How to divide ZIP Code into a cluster analysis?

a_trunk
a_trunk New Altair Community Member
edited November 5 in Community Q&A

Hello,

sorry for my simple question, but i work not so long with rapidminer and i need it for education. I have a simple case but i do not right solve the problem: I have a dataset of 100.000 Zip Code and Customers numbers and want to analyse the best selling areas in my country. So i decided to use the cluster analyse. The ZIP Code in Germany is from 00001 to 99999 and i want to build clusters for example 00001 to 00500 and for example 70000 to 75000.

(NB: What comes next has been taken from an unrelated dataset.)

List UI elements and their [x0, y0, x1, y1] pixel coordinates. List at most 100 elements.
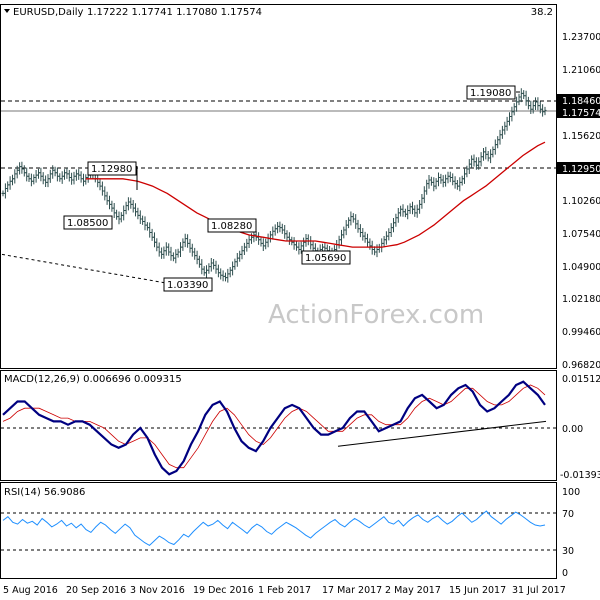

My question: How can i tell rapidminer how they build the cluster by this range?

 

Many many thanks for help.

 

Answers

  • lionelderkrikor
    lionelderkrikor New Altair Community Member

    Hi @a_trunk

     

    You can try to use the Split Data operator to create some partitions of your data, like in this process : 

    <?xml version="1.0" encoding="UTF-8"?><process version="8.2.000">
    <context>
    <input/>
    <output/>
    <macros/>
    </context>
    <operator activated="true" class="process" compatibility="8.2.000" expanded="true" name="Process">
    <process expanded="true">
    <operator activated="true" class="operator_toolbox:create_exampleset" compatibility="1.1.000" expanded="true" height="68" name="Create ExampleSet" width="90" x="112" y="34">
    <parameter key="generator_type" value="comma_separated_text"/>
    <parameter key="use_stepsize" value="true"/>
    <list key="function_descriptions"/>
    <list key="numeric_series_configuration">
    <parameter key="zip_code" value="linear.0\.0.1\.0"/>
    </list>
    <list key="date_series_configuration"/>
    <list key="date_series_configuration (interval)"/>
    <parameter key="input_csv_text" value="Id,att1&#10;1,&quot;0001&quot;&#10;2,&quot;0002&quot;&#10;3,&quot;0003&quot;&#10;4,&quot;0004&quot;&#10;5,&quot;0005&quot;&#10;6,&quot;0006&quot;&#10;7,&quot;0007&quot;&#10;8,&quot;0008&quot;&#10;9,&quot;0009&quot;&#10;10,&quot;0010&quot;&#10;11,&quot;0011&quot;&#10;12,&quot;0012&quot;&#10;13,&quot;0013&quot;&#10;14,&quot;0014&quot;&#10;15,&quot;0015&quot;&#10;16,&quot;0016&quot;&#10;17,&quot;0017&quot;&#10;18,&quot;0018&quot;&#10;19,&quot;0019&quot;&#10;20,&quot;0020&quot;&#10;"/>
    </operator>
    <operator activated="true" class="split_data" compatibility="8.2.000" expanded="true" height="124" name="Split Data" width="90" x="514" y="34">
    <enumeration key="partitions">
    <parameter key="ratio" value="0.1"/>
    <parameter key="ratio" value="0.1"/>
    <parameter key="ratio" value="0.8"/>
    </enumeration>
    <parameter key="sampling_type" value="linear sampling"/>
    </operator>
    <connect from_op="Create ExampleSet" from_port="output" to_op="Split Data" to_port="example set"/>
    <connect from_op="Split Data" from_port="partition 1" to_port="result 1"/>
    <connect from_op="Split Data" from_port="partition 2" to_port="result 2"/>
    <connect from_op="Split Data" from_port="partition 3" to_port="result 3"/>
    <portSpacing port="source_input 1" spacing="0"/>
    <portSpacing port="sink_result 1" spacing="0"/>
    <portSpacing port="sink_result 2" spacing="0"/>
    <portSpacing port="sink_result 3" spacing="0"/>
    <portSpacing port="sink_result 4" spacing="0"/>
    </process>
    </operator>
    </process>

    I hope it helps,

     

    Regards,

     

    Lionel

  • Telcontar120
    Telcontar120 New Altair Community Member

    You might also want to create a new attribute (using Generate Attributes) that corresponds to some higher level groupings of postal codes.  Using the prefix function, you can create aggregated groups at the 1 digit level, the 2 digit level, etc.  These can then be made available to the clustering algorithm rather than the raw zip code.  The problem with the raw zip code is that RapidMiner has no idea it is a hierarchical relationship---it just interprets it as a set of distinct nominal values.